A: In the diagonal argument, a function $f$ from the set of sequences of real numbers to $\mathbb{R}$ is defined. We start from any sequence $S$ of real numebrs. Then it is shown that $f(S)$ is not an element in $S$. The formula is not "changing during the process"; the number we are searching for, $f(S)$, is well-defined if $S$ is given. Now we have shown that for any sequence $S$ of real numbers, there is a real number which is an element of $S$.
The $n+1$ in your proof is not a definition of a number you are searching.
A: Cantor's proof is way more general than just showing that $\mathbb R$ is uncountable. The diagonal argument actually shows that no set can have the same cardinality as its power set (i.e. the set of all its subsets). 

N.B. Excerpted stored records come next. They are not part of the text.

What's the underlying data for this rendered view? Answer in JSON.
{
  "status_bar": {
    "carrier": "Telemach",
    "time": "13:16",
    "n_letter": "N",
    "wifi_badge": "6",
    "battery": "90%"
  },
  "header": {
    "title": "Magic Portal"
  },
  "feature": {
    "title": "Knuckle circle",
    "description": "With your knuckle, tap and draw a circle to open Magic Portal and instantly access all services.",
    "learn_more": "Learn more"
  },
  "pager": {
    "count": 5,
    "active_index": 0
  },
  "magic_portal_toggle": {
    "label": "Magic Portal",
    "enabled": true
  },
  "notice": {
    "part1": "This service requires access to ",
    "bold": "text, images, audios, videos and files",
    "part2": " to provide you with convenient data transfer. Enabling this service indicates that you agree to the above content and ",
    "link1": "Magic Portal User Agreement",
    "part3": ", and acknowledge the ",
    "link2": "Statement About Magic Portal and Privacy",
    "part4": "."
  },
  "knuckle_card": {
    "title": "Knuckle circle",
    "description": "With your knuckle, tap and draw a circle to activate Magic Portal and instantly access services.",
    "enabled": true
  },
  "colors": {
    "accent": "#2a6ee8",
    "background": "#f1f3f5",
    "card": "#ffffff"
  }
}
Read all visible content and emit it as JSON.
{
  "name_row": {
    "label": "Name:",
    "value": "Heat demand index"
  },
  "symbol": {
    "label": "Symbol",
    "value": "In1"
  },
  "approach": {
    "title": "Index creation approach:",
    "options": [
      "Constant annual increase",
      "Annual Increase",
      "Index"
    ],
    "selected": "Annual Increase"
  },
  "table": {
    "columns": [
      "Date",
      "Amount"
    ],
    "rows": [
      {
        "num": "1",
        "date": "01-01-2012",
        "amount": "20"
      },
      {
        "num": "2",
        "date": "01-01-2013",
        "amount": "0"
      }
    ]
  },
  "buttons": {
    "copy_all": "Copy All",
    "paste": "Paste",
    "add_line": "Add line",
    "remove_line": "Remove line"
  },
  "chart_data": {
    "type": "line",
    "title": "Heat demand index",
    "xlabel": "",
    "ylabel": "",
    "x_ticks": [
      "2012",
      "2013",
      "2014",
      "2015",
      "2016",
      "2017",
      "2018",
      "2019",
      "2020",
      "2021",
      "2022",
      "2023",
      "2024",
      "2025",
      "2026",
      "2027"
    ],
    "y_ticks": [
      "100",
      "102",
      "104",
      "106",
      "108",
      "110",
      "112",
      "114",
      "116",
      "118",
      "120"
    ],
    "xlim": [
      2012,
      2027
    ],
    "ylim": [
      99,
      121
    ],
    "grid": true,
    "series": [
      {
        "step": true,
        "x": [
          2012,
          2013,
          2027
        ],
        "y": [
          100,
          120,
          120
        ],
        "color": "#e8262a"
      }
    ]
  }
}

Regarding the concrete case of the real numbers, already when you state that real numbers can be written using infinite decimal expansions, you are using that they are characterized via a convergent series. No need to keep repeating that. 
As for your argument, I cannot see what you mean when you say "not among those numbers". 
A: 
Let me similarly check whether a number I define is among the natural numbers. The number is n+1 and it is clear that 1,2,3 …n are not among these numbers. This “proofs” that n+1 is not a natural number.

No, all you have proven is that there is a positive integer ($n+1$) that is not in the list  $1, 2, \ldots, n$.
Such a fact does make for a perfectly good proof that $1, 2, \ldots, 73$ is not a list of all of the positive integers. It is even a proof that no list of the form $1, 2, \ldots, n$ (where $n$ is a positive integer) can be a list of all of the positive integers.
If the set of positive integers were finite, it would be of the form $1, 2, \ldots, n$. So it can even be used as a proof that the set of all positive integers is infinite.

All of that is analogous to the proof you reference. The diagonal argument (constructively) proves that every list of real numbers is missing a real number.
Thus, we conclude that there does not exist a list of all real numbers.